Posted: Thu Feb 05, 2009 1:22 pm
by alpha
I have 4 WU's that will die in a couple of days that need this server. I may just stop F@H too, it get a little saddening for all that work to just die.

Re: Server 171.67.108.20 is not reacchable

Posted: Thu Feb 05, 2009 2:19 pm
by new08
Quote : If it is, should one re-install the client.
I have upgraded the client to 6.23 but this is the last shot.
Certain OS's and clients do seem to need certain servers- so my move away way on this basis.
I do have other PCs that run and all get this problem sometimes...but not quite so consistently as this .108.? ident!

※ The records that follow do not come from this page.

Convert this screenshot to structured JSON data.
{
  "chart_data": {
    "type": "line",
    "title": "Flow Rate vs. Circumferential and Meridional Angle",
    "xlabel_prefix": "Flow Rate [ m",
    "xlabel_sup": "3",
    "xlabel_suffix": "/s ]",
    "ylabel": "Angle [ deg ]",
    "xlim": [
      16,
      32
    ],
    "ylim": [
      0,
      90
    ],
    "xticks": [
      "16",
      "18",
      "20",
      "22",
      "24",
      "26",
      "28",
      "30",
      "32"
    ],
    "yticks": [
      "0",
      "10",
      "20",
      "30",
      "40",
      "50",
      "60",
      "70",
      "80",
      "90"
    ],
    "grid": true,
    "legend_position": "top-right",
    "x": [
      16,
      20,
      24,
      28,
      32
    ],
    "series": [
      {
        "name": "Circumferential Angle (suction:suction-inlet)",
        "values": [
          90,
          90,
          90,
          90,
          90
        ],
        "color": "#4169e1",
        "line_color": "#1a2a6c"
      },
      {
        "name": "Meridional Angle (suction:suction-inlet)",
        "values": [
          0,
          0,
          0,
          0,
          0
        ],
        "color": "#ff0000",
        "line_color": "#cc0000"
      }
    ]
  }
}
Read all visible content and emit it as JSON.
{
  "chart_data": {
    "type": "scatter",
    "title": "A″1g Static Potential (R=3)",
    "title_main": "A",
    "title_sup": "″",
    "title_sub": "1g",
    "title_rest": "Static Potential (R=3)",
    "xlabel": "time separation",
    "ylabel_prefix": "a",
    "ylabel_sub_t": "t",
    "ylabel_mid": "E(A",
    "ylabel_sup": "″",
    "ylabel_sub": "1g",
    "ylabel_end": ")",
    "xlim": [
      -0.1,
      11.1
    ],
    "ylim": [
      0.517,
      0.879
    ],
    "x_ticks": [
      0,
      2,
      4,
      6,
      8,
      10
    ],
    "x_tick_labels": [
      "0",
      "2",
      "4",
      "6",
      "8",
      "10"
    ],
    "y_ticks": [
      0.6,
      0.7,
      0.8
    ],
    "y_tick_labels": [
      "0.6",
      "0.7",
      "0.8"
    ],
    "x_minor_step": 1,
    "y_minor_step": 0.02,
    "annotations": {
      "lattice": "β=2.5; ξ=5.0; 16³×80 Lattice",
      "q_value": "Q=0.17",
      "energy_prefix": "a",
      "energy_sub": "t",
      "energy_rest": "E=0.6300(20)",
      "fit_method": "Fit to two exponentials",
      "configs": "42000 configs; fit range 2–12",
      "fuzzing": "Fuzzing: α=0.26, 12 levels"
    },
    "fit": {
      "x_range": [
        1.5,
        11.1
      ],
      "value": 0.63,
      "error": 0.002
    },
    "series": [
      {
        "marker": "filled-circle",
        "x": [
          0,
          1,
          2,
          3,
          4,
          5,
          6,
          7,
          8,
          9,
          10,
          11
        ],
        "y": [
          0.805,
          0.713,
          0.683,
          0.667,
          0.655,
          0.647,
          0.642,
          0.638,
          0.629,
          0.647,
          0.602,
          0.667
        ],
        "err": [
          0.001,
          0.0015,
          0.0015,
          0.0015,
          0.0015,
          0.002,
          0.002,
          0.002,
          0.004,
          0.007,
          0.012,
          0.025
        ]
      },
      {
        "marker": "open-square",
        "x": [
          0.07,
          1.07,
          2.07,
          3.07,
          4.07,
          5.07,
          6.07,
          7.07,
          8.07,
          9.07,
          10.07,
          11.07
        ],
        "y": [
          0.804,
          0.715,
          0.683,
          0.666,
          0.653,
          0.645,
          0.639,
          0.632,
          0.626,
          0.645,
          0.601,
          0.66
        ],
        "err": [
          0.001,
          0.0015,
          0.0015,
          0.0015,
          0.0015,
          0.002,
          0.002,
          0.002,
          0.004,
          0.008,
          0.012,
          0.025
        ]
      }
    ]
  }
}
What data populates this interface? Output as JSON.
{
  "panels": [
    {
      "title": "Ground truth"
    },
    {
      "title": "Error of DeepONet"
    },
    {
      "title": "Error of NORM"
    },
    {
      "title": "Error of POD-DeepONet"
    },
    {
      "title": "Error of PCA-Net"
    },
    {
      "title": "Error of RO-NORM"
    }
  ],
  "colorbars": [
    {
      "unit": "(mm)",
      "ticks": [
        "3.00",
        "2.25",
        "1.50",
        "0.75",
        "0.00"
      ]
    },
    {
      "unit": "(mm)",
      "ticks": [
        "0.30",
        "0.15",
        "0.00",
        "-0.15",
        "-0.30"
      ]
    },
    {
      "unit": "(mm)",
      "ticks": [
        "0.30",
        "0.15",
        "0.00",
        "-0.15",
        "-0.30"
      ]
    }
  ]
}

Re: Server 171.67.108.20 is not reacchable

Posted: Thu Feb 05, 2009 2:28 pm
by old_fool
new08 wrote:I have upgraded the client to 6.23 but this is the last shot.
Certain OS's and clients do seem to need certain servers- so my move away way on this basis.
I do have other PCs that run and all get this problem sometimes...but not quite so consistently as this .108.? ident!
Actually, that will probably not do the trick with your existing processed WUs. Just check this thread:
viewtopic.php?f=18&t=6302

The problem is that FAH has a broken-ass architecture, and the collection server is hard-coded in each WU. This wouldn't be a problem if each admin did his/her work conscientiously, but they aren't. How long has this comedy going on? A week? Almost two weeks? And a server that is UNABLE to collect WUs is still distributing them, basically wasting our resources for nothing. Just because a responsible person couldn't care to just go and unplug the damn server. Until that server is up, it's going to spread WUs that will not be collected.

Re: Server 171.67.108.20 is not reacchable

Posted: Thu Feb 05, 2009 3:25 pm
by toTOW
I've sent a mail to Vijay to get more detail about this server.

Re: Server 171.67.108.20 is not reacchable

Posted: Thu Feb 05, 2009 4:43 pm
by VijayPande
There was a strange issue with this one, that was keeping this issue off of the serverstat radar. I've fixed that and we should be ok from here on out.

Re: Server 171.67.108.20 is not reacchable

Posted: Thu Feb 05, 2009 11:11 pm
by alpha
Thank you, all my WU's have uploaded. I appreciate that someone looked at this thread and contacted the correct person to fix it.
Have a great day all.

Re: Server 171.67.108.20 is not reacchable

Posted: Fri Feb 06, 2009 2:10 pm
by old_fool
alpha wrote:Thank you, all my WU's have uploaded. I appreciate that someone looked at this thread and contacted the correct person to fix it.
Have a great day all.
I concur - thanks for fixing the issue.